Be sure to invite the less vocal ones to challenge your thinking.

Encouraging the “loyal opposition”

Beyond boosting inclusion is eliminating the risk of discord.

Research shows that the best decisions are made when high intellectual friction is combined with low social friction. A leader’s job is to motivate people behind a common goal and then encourage people to challenge ingrained thinking about how to achieve that goal in life. Ask the people, ‘WHat maybe I’m missing here?.

Sometimes asking for just “one thing” can improve outcomes can reduce anxiety and result in more input… after all, you only want “one thing.” For example, “What is one way we can improve this process/strategy/product…?”

Respond well to ugly facts and “dumb” questions.

The culture at Volkswagen celebrated bold ambition but punished failure to meet goals. When VW engineers realized they couldn’t meet cost, efficiency and emissions targets, they were too scared to report it. So they lied. Fear of telling the truth drives gruesome truths underground. But they never stayed there.

Sometimes in our eagerness to reward results, we can encourage the behaviors we do no We want and praise those we do.

You may not like what you hear, but don’t ever make anyone regret shooting straight at you. A positive response can make an important difference for a long time to come. For example, I really appreciate you introducing me so quickly. I’m sure it’s not fun to share, but I’m grateful to you.

People need to believe that the benefits outweigh the pitfalls

Likewise, if you’re asked a “silly question,” don’t make the asker feel stupid (note: restraint may be required.) Doing so may turn off very smart questions in the future.
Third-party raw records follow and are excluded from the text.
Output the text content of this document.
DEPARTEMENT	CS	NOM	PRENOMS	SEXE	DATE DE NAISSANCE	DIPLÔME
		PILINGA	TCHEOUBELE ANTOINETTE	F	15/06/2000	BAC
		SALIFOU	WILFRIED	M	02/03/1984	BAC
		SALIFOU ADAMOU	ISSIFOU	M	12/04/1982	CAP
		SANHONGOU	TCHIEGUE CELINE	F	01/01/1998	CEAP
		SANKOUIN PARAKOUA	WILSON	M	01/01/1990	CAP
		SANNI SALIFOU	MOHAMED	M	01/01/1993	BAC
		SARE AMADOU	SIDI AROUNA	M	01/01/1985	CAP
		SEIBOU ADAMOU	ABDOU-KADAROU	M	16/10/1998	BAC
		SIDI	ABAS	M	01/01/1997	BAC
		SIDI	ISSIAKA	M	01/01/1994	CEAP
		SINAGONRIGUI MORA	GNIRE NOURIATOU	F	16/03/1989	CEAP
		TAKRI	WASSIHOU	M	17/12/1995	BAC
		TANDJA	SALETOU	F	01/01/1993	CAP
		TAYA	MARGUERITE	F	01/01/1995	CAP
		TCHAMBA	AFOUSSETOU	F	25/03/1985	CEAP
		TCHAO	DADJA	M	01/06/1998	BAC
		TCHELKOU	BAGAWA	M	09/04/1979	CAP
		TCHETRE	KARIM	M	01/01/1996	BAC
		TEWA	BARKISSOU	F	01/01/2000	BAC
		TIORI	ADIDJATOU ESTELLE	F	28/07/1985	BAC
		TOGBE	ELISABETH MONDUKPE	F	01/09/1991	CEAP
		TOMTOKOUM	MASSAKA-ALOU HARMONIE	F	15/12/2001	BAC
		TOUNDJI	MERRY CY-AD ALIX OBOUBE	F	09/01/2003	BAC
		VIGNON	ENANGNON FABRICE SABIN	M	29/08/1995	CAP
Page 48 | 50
People need to believe that the payoff for being brave is worth it.

Research has found that the time period between someone identifying an issue and raising it is a strong predictor of top performing teams. Psychological safety defines that time gap.

Leading from the inside out

Until a leader is secure in themselves, fear will be their main advisor and they will fail to make others feel safe around them. Examples of such leaders abound. However, working with people of all levels has taught me that the only thing needed to build leadership impact is having the courage to act as one – no matter the title.

Courage and psychological integrity constitute a virtuous circle. In the words of Edmondson, they are “two sides of the same coin”. So whatever your situation, take it upon yourself to make others feel comfortable being brave around you.

In every field, we need leaders who have the courage to put their vulnerabilities on the line for a worthy cause. No matter your title, you can choose to step up and be one of those leaders – displaying courage and humble curiosity that you’d like to see more of in others, especially those in the highest positions of power.

You could argue that leading change is not your job. It is very risky and not worth it. However, every time you rise above the urge to play it safe and actively choose to step up to the plate, you’re not only strengthening yourself, you’re emboldening others… spreading courage, minimizing stakes, expanding possibilities and improving outcomes.

This is what I call real leadership.

Dr. Margie Warrell is a global expert in courageous leadership. As a Senior Partner in Korn Ferry Leadership Consulting, they help organizations transform into “Cultures of Courage” that unlock talent and accelerate transformational change. Listen to Her interview with Amy Edmondson is here.